A true furnishing-provider-centric CDSM solution should identify the requirement for a CDSM consult and pinpoint missing consults in incoming orders. For these missing consults, it should make it easy for the furnishing provider to inform the ordering provider of the missing consult and also provide them a qCDSM solution to complete a consult. This will ease the burden on the furnishing provider, ensure that the consult is completed, and guarantee reimbursement.
Additionally, any electronic solution should include coverage for all priority areas of clinical practice. These areas were identified by CMS as “coronary artery disease (suspected or diagnosed), suspected pulmonary embolism, headache, hip pain, low back pain, shoulder pain (to include suspected rotator cuff injury), cancer of the lung (primary or metastatic, suspected or diagnosed)”.
Working with the American Medical Association (AMA), the keeper of CPT Procedure Code protocol, CMS announced HCPCS Modifiers and G Codes that must be used to define CDSM and to modify CPT procedure codes. The HCPCS Modifiers relay the results of the consult and provide a unique consult identifier, while the G Codes define which CMS approved vendor was utilized.

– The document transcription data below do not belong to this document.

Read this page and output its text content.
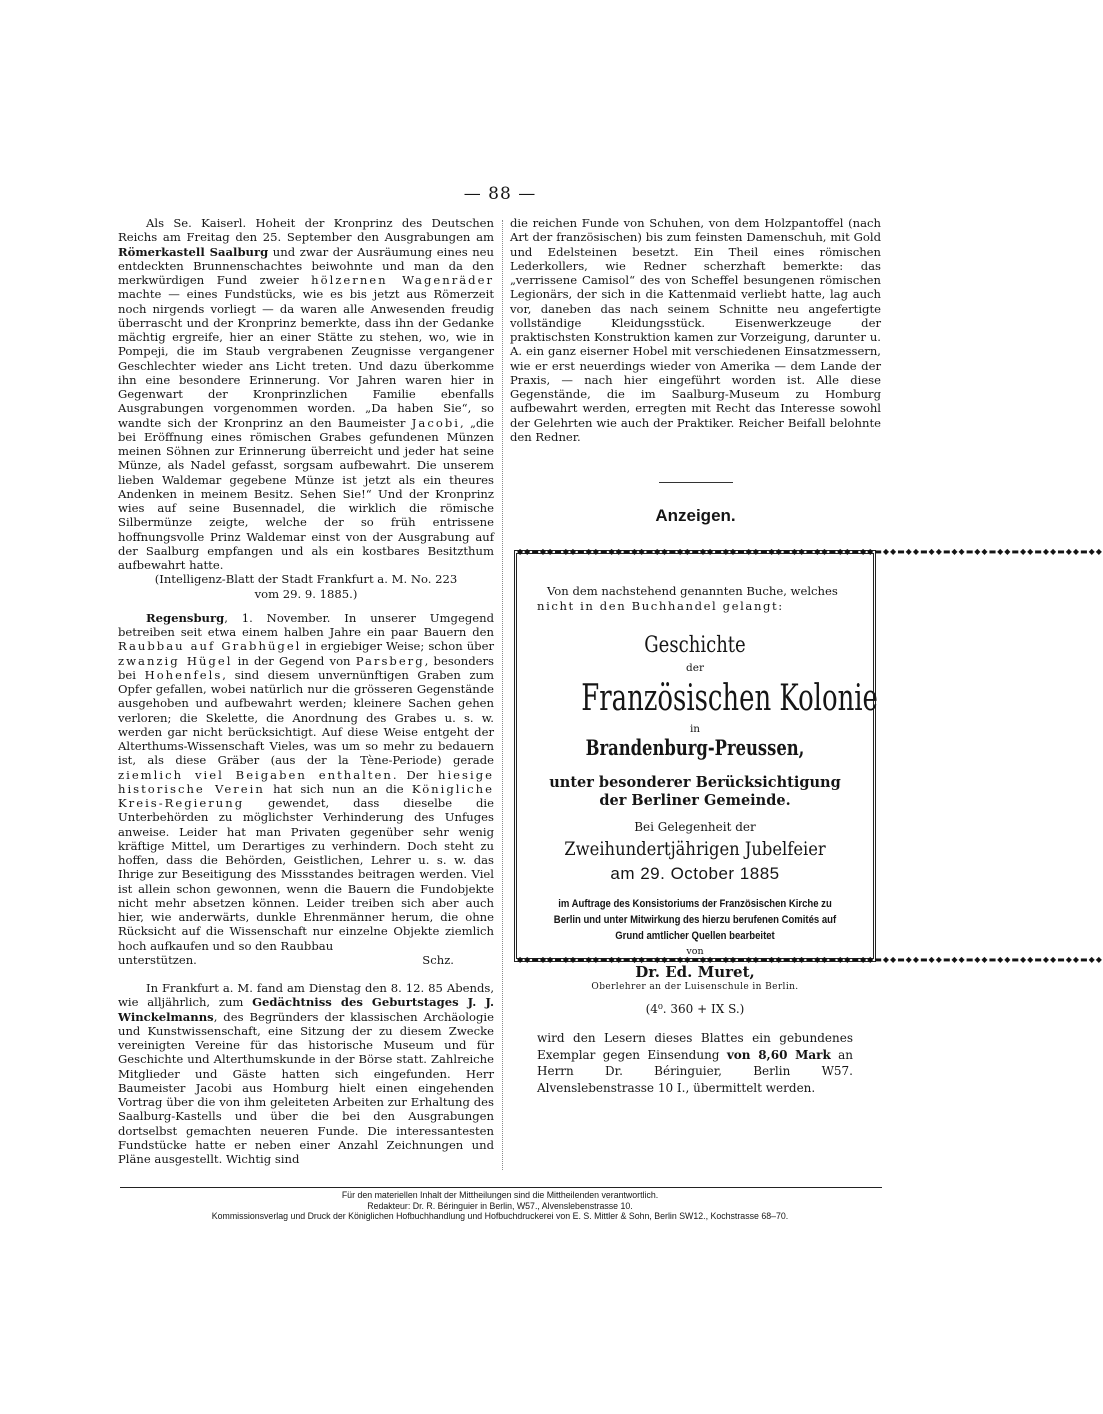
— 88 —

Als Se. Kaiserl. Hoheit der Kronprinz des Deutschen Reichs am Freitag den 25. September den Ausgrabungen am Römerkastell Saalburg und zwar der Ausräumung eines neu entdeckten Brunnenschachtes beiwohnte und man da den merkwürdigen Fund zweier hölzernen Wagenräder machte — eines Fundstücks, wie es bis jetzt aus Römerzeit noch nirgends vorliegt — da waren alle Anwesenden freudig überrascht und der Kronprinz bemerkte, dass ihn der Gedanke mächtig ergreife, hier an einer Stätte zu stehen, wo, wie in Pompeji, die im Staub vergrabenen Zeugnisse vergangener Geschlechter wieder ans Licht treten. Und dazu überkomme ihn eine besondere Erinnerung. Vor Jahren waren hier in Gegenwart der Kronprinzlichen Familie ebenfalls Ausgrabungen vorgenommen worden. „Da haben Sie“, so wandte sich der Kronprinz an den Baumeister Jacobi, „die bei Eröffnung eines römischen Grabes gefundenen Münzen meinen Söhnen zur Erinnerung überreicht und jeder hat seine Münze, als Nadel gefasst, sorgsam aufbewahrt. Die unserem lieben Waldemar gegebene Münze ist jetzt als ein theures Andenken in meinem Besitz. Sehen Sie!“ Und der Kronprinz wies auf seine Busennadel, die wirklich die römische Silbermünze zeigte, welche der so früh entrissene hoffnungsvolle Prinz Waldemar einst von der Ausgrabung auf der Saalburg empfangen und als ein kostbares Besitzthum aufbewahrt hatte.

(Intelligenz-Blatt der Stadt Frankfurt a. M. No. 223

vom 29. 9. 1885.)

Regensburg, 1. November. In unserer Umgegend betreiben seit etwa einem halben Jahre ein paar Bauern den Raubbau auf Grabhügel in ergiebiger Weise; schon über zwanzig Hügel in der Gegend von Parsberg, besonders bei Hohenfels, sind diesem unvernünftigen Graben zum Opfer gefallen, wobei natürlich nur die grösseren Gegenstände ausgehoben und aufbewahrt werden; kleinere Sachen gehen verloren; die Skelette, die Anordnung des Grabes u. s. w. werden gar nicht berücksichtigt. Auf diese Weise entgeht der Alterthums-Wissenschaft Vieles, was um so mehr zu bedauern ist, als diese Gräber (aus der la Tène-Periode) gerade ziemlich viel Beigaben enthalten. Der hiesige historische Verein hat sich nun an die Königliche Kreis-Regierung gewendet, dass dieselbe die Unterbehörden zu möglichster Verhinderung des Unfuges anweise. Leider hat man Privaten gegenüber sehr wenig kräftige Mittel, um Derartiges zu verhindern. Doch steht zu hoffen, dass die Behörden, Geistlichen, Lehrer u. s. w. das Ihrige zur Beseitigung des Missstandes beitragen werden. Viel ist allein schon gewonnen, wenn die Bauern die Fundobjekte nicht mehr absetzen können. Leider treiben sich aber auch hier, wie anderwärts, dunkle Ehrenmänner herum, die ohne Rücksicht auf die Wissenschaft nur einzelne Objekte ziemlich hoch aufkaufen und so den Raubbau

unterstützen.	Schz.

In Frankfurt a. M. fand am Dienstag den 8. 12. 85 Abends, wie alljährlich, zum Gedächtniss des Geburtstages J. J. Winckelmanns, des Begründers der klassischen Archäologie und Kunstwissenschaft, eine Sitzung der zu diesem Zwecke vereinigten Vereine für das historische Museum und für Geschichte und Alterthumskunde in der Börse statt. Zahlreiche Mitglieder und Gäste hatten sich eingefunden. Herr Baumeister Jacobi aus Homburg hielt einen eingehenden Vortrag über die von ihm geleiteten Arbeiten zur Erhaltung des Saalburg-Kastells und über die bei den Ausgrabungen dortselbst gemachten neueren Funde. Die interessantesten Fundstücke hatte er neben einer Anzahl Zeichnungen und Pläne ausgestellt. Wichtig sind

die reichen Funde von Schuhen, von dem Holzpantoffel (nach Art der französischen) bis zum feinsten Damenschuh, mit Gold und Edelsteinen besetzt. Ein Theil eines römischen Lederkollers, wie Redner scherzhaft bemerkte: das „verrissene Camisol“ des von Scheffel besungenen römischen Legionärs, der sich in die Kattenmaid verliebt hatte, lag auch vor, daneben das nach seinem Schnitte neu angefertigte vollständige Kleidungsstück. Eisenwerkzeuge der praktischsten Konstruktion kamen zur Vorzeigung, darunter u. A. ein ganz eiserner Hobel mit verschiedenen Einsatzmessern, wie er erst neuerdings wieder von Amerika — dem Lande der Praxis, — nach hier eingeführt worden ist. Alle diese Gegenstände, die im Saalburg-Museum zu Homburg aufbewahrt werden, erregten mit Recht das Interesse sowohl der Gelehrten wie auch der Praktiker. Reicher Beifall belohnte den Redner.

Anzeigen.
◆◆▬◆◆▬◆◆▬◆◆▬◆◆▬◆◆▬◆◆▬◆◆▬◆◆▬◆◆▬◆◆▬◆◆▬◆◆▬◆◆▬◆◆▬◆◆▬◆◆▬◆◆▬◆◆▬◆◆▬◆◆▬◆◆▬◆◆▬◆◆▬◆◆▬◆◆
Von dem nachstehend genannten Buche, welches nicht in den Buchhandel gelangt:
Geschichte
der
Französischen Kolonie
in
Brandenburg-Preussen,
unter besonderer Berücksichtigung der Berliner Gemeinde.
Bei Gelegenheit der
Zweihundertjährigen Jubelfeier
am 29. October 1885
im Auftrage des Konsistoriums der Französischen Kirche zu Berlin und unter Mitwirkung des hierzu berufenen Comités auf Grund amtlicher Quellen bearbeitet
von
Dr. Ed. Muret,
Oberlehrer an der Luisenschule in Berlin.
(4⁰. 360 + IX S.)
wird den Lesern dieses Blattes ein gebundenes Exemplar gegen Einsendung von 8,60 Mark an Herrn Dr. Béringuier, Berlin W57. Alvenslebenstrasse 10 I., übermittelt werden.
◆◆▬◆◆▬◆◆▬◆◆▬◆◆▬◆◆▬◆◆▬◆◆▬◆◆▬◆◆▬◆◆▬◆◆▬◆◆▬◆◆▬◆◆▬◆◆▬◆◆▬◆◆▬◆◆▬◆◆▬◆◆▬◆◆▬◆◆▬◆◆▬◆◆▬◆◆
Für den materiellen Inhalt der Mittheilungen sind die Mittheilenden verantwortlich.
Redakteur: Dr. R. Béringuier in Berlin, W57., Alvenslebenstrasse 10.
Kommissionsverlag und Druck der Königlichen Hofbuchhandlung und Hofbuchdruckerei von E. S. Mittler & Sohn, Berlin SW12., Kochstrasse 68–70.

Since the initiation of the educational period on January 1, 2020, the CMS Mandate is being tested and refined as practices revamp their workflow to include AUC. One concern being voiced industry-wide is that many practices don’t fully understand their obligations or how it will impact their Medicare reimbursement in 2022 and beyond.
As furnishing providers, now is the time to reach out to your ordering provider base and help them through educational opportunities and process support. Also, solutions that identify missing consults and can inform and guide the ordering providers to get a consult easily will further reduce denials. Adding one more requirement on an already overburdened staff may be better received in a collaborative environment.